M0–M223 we shipped the meter and assumed the test was implicitly working because the fixtures passed. M224 was the first time the test was pointed at REAL system output on REAL tasks. The test answered: the static-fixture corpus was validating the meter, not the system.
That's not a failure of the meter — the meter works.

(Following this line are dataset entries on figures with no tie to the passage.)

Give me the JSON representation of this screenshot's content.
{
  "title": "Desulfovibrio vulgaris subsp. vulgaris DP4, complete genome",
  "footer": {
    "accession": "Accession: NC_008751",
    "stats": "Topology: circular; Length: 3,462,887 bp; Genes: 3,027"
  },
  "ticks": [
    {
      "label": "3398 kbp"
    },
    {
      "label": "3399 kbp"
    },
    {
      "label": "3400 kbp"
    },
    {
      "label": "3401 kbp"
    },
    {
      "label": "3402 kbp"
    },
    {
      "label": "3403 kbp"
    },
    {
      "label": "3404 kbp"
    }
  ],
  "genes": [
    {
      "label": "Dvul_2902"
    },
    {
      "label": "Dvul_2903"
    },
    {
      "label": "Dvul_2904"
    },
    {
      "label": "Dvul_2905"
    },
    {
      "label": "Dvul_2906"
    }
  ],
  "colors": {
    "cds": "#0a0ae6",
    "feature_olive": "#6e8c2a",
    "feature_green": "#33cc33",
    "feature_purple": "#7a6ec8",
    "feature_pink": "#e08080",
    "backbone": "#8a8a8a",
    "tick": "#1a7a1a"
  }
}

It's a recognition that meter-validation is not system-validation, and the project's user-facing narrative needs to reflect that distinction.
Going forward:
- The meter (CCPA-001..008) is ADVISORY for system claims, ENFORCING for meter claims.
- The system test (CCPA-016 / CCPA-017 / CCPA-018) is the foreground parity claim — currently 0/5 on project-scale, and that's the honest number.
- Closing the gap requires either (a) fixing apr-side bugs that block clean student-side data (aprender#1712 + likely others), (b) reviewing fixture difficulty and oracle strictness, or (c) acknowledging that under this harness, neither SOTA agent solves these tasks zero-shot — that is itself a legitimate user-facing finding.